Och bitte. Och nee. Nicht wieder.
Ich setze an, etwas Lautähnliches von mir geben zu wollen.
„Klappe halten, sagte ich! Schon klar, Sie haben da keine Lust zu. Muss sein. Sagen Sie Hiii.“ Er umwickelt meine Zunge mit Papier und zieht sie einmal bis zum Mond und zurück.

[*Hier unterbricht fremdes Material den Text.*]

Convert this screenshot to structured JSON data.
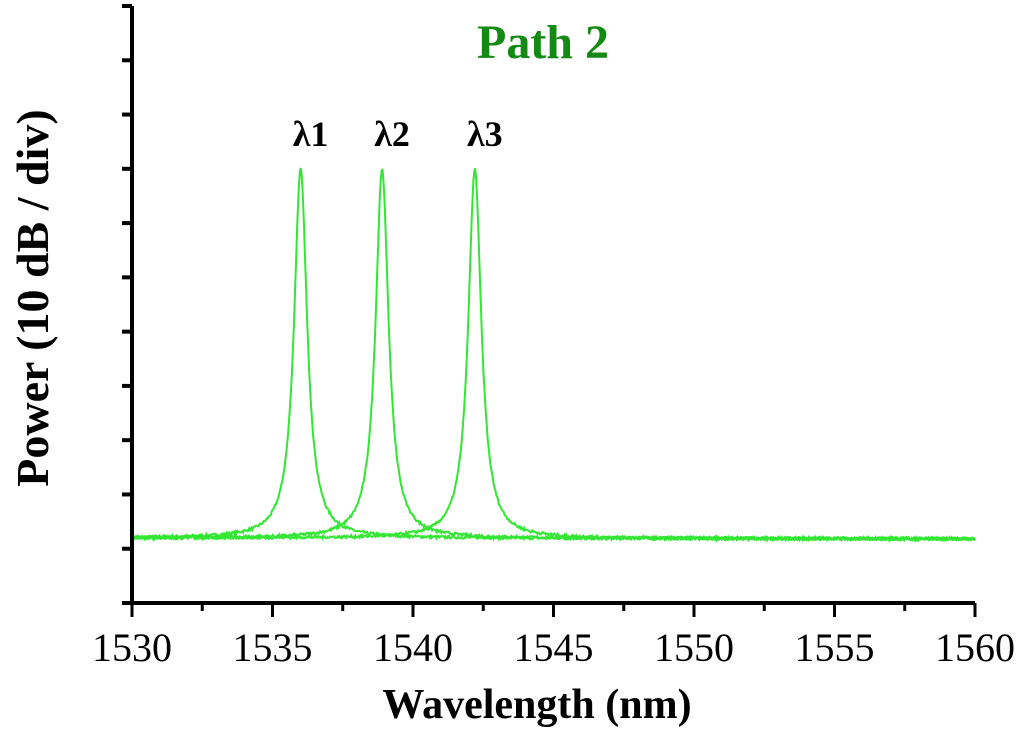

Hiii. Ich soll Hiii sagen. Ohne Stimme. Witzbold. Nein, nicht dieser komische Metallstab. Ich muss husten. Hallo, bitte, mal kurz unterbrechen, ich muss husten.
Ich setze an, etwas Lautähnliches von mir geben zu wollen.
„Hiii! Sie sollen Hiii sagen.“
Der Halblockenarzt wirkt ungehalten.
„Einmal kurz Hiii!“
Er ist ungehalten.

Sie ungehobelter Mensch! Ich muss husten. Hallo, bitte, ich kann nicht mit Kratzen im Hals Hiii sagen. Hallo, bitte, einmal Zunge loslassen und mich kurz husten lassen!
Mein Zappeln auf dem Stuhl ist das eines Masthuhns, während des Elektrotauchbads.
„Hiii! Nicht Grunzen. Nicht Zappeln. Nur Hiii!“

Geht’s noch? War der Kaffee heute zu kalt oder was ist los?
„Hoggrrrrfrrrrrrrrrrgnnn.“
„Hiii!“
„Hgggggggrrrrrriiii.“
„Hiii!“
„Grrriii.“
„Na, also. Sieht auch sch…nicht gut aus.“

Er lässt meine Zunge los, sie rollt zurück. Augenblicklich entlädt sich der Husten. Der Kopf glühend rot. Husten ohne Stimme hat Erstickungstod-Sound. Der Halblockenarzt ist ungerührt auf seinem Stuhl zum Schreibtisch gerollt und tippt in den PC.
„Die Klappe halten Sie für mindestens sieben Tage. Mindestens. Trinken Sie. Schweigen Sie. Und nicht Flüstern!“
Weiß ich ja.
„Wissen Sie ja.“ Er tippt.
„Der Hörnerv ist übrigens super. Makellos. Ihr Tinnitus kommt nicht von da.“
Super. Wirklich.

Er dreht sich um. Ich will Lächeln. Augenblicklich entlädt sich der Husten. Der Kopf nun tiefrot. Bonbon. Ein Königreich für ein Bonbon!
„Hier, lutschen Sie mal.“ Durch einen Tränenschleier sehe ich eine Hustenpastille in seiner Hand.
Ich setze an, etwas Lautähnliches von mir geben zu wollen.
„KLAPPE HALTEN.“ Er zwinkert nicht.

Ich glaube, das wird nichts mehr mit Hollywood.